Истина существует

Жизнь Андрея Зализняка в рассказах ее участников

В августе вышла в свет первая биография замечательного лингвиста Андрея Анатольевича Зализняка (29.04.1935 – 24.12.2017). Автор — лингвист и писатель Мария Бурас — создала не самое традиционное жизнеописание в жанре, сходном с театральным verbatim, что отражено во второй части названия книги: «Истина существует.
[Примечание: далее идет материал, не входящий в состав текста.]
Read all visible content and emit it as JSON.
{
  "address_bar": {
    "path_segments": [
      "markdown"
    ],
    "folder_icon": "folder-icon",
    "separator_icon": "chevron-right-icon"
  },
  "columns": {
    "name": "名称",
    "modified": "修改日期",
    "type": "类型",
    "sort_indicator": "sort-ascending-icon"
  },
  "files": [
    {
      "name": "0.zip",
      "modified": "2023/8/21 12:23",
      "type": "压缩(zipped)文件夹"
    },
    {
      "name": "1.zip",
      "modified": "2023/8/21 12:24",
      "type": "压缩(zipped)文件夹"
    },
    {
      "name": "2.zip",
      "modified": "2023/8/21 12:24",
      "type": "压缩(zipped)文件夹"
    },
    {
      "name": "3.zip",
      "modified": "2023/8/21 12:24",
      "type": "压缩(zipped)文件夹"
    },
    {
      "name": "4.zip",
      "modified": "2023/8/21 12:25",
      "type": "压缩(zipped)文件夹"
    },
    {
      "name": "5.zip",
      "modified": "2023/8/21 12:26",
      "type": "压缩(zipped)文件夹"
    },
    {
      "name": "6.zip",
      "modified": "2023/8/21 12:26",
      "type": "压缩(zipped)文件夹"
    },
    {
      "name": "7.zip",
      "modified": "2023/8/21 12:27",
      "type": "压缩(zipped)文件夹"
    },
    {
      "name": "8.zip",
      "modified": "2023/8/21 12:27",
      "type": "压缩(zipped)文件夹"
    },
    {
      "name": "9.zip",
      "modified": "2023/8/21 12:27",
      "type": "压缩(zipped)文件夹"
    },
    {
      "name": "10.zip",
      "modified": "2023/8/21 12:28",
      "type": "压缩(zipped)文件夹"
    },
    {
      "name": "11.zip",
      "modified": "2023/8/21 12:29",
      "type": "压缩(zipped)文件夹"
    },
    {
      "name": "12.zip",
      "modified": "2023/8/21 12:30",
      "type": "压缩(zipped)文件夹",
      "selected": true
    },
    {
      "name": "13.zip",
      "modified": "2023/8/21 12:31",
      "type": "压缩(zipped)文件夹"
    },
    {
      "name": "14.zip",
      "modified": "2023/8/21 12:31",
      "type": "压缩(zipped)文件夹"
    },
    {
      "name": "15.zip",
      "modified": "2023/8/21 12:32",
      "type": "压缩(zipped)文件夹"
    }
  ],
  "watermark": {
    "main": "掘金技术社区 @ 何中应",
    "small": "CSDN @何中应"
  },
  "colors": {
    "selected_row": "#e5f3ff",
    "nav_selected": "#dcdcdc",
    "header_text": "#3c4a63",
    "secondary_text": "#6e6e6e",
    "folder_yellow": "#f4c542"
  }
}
Жизнь Андрея Зализняка в рассказах ее участников». Первая же часть названия — это фраза, произнесенная А. А. Зализняком в речи на вручении ему литературной премии Александра Солженицына: «Истина существует, и целью науки является ее поиск».

Фото: ФОТО ИЗ АРХИВА А. А. ЗАЛИЗНЯКА

Фото: ФОТО ИЗ АРХИВА А. А. ЗАЛИЗНЯКА

Авторским текстом, по существу, является только вступление и справочный аппарат, сама же биография сплетена из устных рассказов трех десятков людей: друзей, коллег и родственников Зализняка, с которыми Мария Бурас разговаривала при подготовке книги.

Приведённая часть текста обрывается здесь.